Quick, easy, satisfying and tasty. Perfect weeknight tea.
Ingredients (serves 2):
1 large aubergine
Half an onion, finely chopped
150g mince (Quorn, lamb or beef)
1 clove garlic, minced
400g tin chopped tomatoes
Squeeze of tomato puree
1 tsp dried oregano
Splash of Worcestershire sauce (optional)
Small handful fresh basil, chopped
75g grated cheese (I used a mixture of cheddar and parmesan)
Couple of glugs of olive oil
Preheat oven to 190c
Chop the aubergine in half lengthways. Score the flesh (see pic) being careful not to break the skin. Place in a baking tray, drizzle with olive oil and bake for 20-25 mins.
In the meantime, gently fry the onion.
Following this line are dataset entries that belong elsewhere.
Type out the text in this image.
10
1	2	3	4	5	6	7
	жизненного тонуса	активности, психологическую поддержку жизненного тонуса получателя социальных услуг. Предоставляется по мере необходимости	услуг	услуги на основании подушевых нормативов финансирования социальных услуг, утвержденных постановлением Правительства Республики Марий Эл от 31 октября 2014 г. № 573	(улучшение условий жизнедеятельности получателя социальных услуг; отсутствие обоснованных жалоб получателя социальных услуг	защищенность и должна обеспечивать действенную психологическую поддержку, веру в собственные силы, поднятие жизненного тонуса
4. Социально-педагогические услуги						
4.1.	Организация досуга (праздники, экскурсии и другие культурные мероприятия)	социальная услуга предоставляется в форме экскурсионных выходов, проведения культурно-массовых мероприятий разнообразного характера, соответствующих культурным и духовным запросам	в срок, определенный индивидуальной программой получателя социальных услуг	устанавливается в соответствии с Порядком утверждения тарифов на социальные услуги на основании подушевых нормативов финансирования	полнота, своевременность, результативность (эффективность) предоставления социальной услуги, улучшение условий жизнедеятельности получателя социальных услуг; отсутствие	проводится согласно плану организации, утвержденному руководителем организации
Add the garlic, being careful not to burn, and the mince. Add the tomatoes, tomato puree and oregano. (If you're using meat, cook it for a few minutes before adding the tomatoes). Simmer for 10-15 minutes. Add the Worcestershire sauce and fresh basil.
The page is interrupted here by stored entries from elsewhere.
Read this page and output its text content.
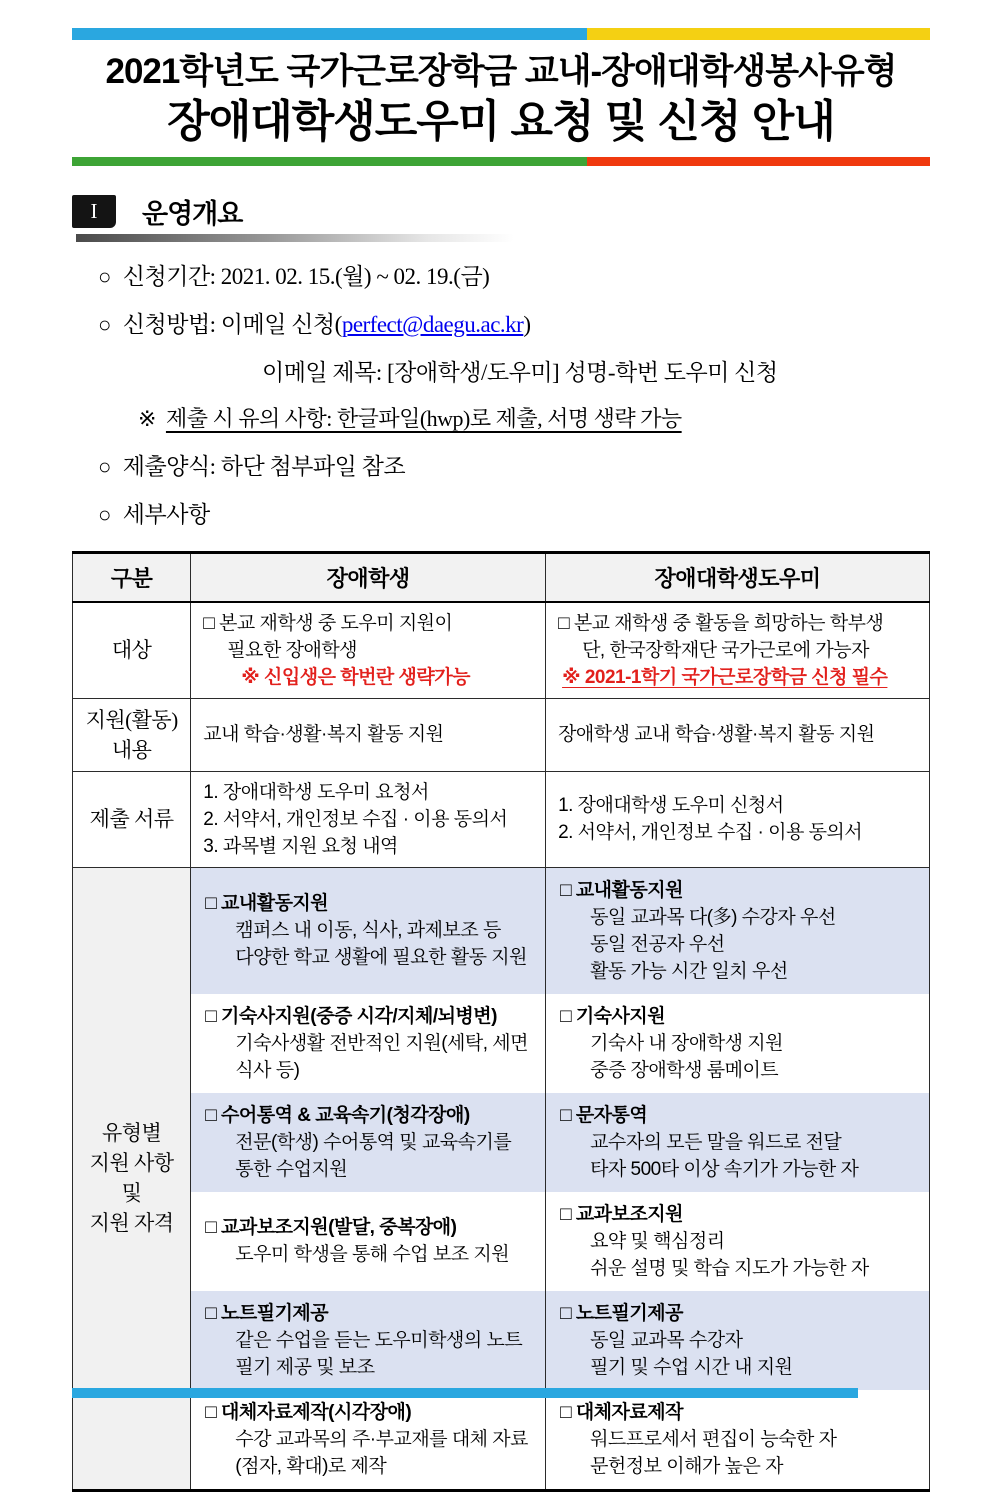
2021학년도 국가근로장학금 교내-장애대학생봉사유형
장애대학생도우미 요청 및 신청 안내
I	운영개요
○ 신청기간: 2021. 02. 15.(월) ~ 02. 19.(금)
○ 신청방법: 이메일 신청(perfect@daegu.ac.kr)
이메일 제목: [장애학생/도우미] 성명-학번 도우미 신청
※ 제출 시 유의 사항: 한글파일(hwp)로 제출, 서명 생략 가능
○ 제출양식: 하단 첨부파일 참조
○ 세부사항
구분	장애학생	장애대학생도우미
대상	□ 본교 재학생 중 도우미 지원이
필요한 장애학생
※ 신입생은 학번란 생략가능	□ 본교 재학생 중 활동을 희망하는 학부생
단, 한국장학재단 국가근로에 가능자
※ 2021-1학기 국가근로장학금 신청 필수

지원(활동)
내용	교내 학습·생활·복지 활동 지원	장애학생 교내 학습·생활·복지 활동 지원
제출 서류	1. 장애대학생 도우미 요청서
2. 서약서, 개인정보 수집 · 이용 동의서
3. 과목별 지원 요청 내역	1. 장애대학생 도우미 신청서
2. 서약서, 개인정보 수집 · 이용 동의서

유형별
지원 사항
및
지원 자격	□ 교내활동지원
캠퍼스 내 이동, 식사, 과제보조 등
다양한 학교 생활에 필요한 활동 지원	□ 교내활동지원
동일 교과목 다(多) 수강자 우선
동일 전공자 우선
활동 가능 시간 일치 우선

	□ 기숙사지원(중증 시각/지체/뇌병변)
기숙사생활 전반적인 지원(세탁, 세면
식사 등)	□ 기숙사지원
기숙사 내 장애학생 지원
중증 장애학생 룸메이트

	□ 수어통역 & 교육속기(청각장애)
전문(학생) 수어통역 및 교육속기를
통한 수업지원	□ 문자통역
교수자의 모든 말을 워드로 전달
타자 500타 이상 속기가 가능한 자

	□ 교과보조지원(발달, 중복장애)
도우미 학생을 통해 수업 보조 지원	□ 교과보조지원
요약 및 핵심정리
쉬운 설명 및 학습 지도가 가능한 자

	□ 노트필기제공
같은 수업을 듣는 도우미학생의 노트
필기 제공 및 보조	□ 노트필기제공
동일 교과목 수강자
필기 및 수업 시간 내 지원

	□ 대체자료제작(시각장애)
수강 교과목의 주·부교재를 대체 자료
(점자, 확대)로 제작	□ 대체자료제작
워드프로세서 편집이 능숙한 자
문헌정보 이해가 높은 자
Once the aubergine is cooked (lightly browned and soft to the touch), scoop out the flesh to leave a shell - again be careful not to break the skin.
Chop up the aubergine flesh and add to the mince mixture.
Fill the aubergine shells with the mixture, sprinkle with grated cheese and return to the oven for 10-15 minutes. I finished mine off under the grill to get the cheese really bubbling.
Serve with a green salad if you want to keep it healthy, or garlic bread if you don't.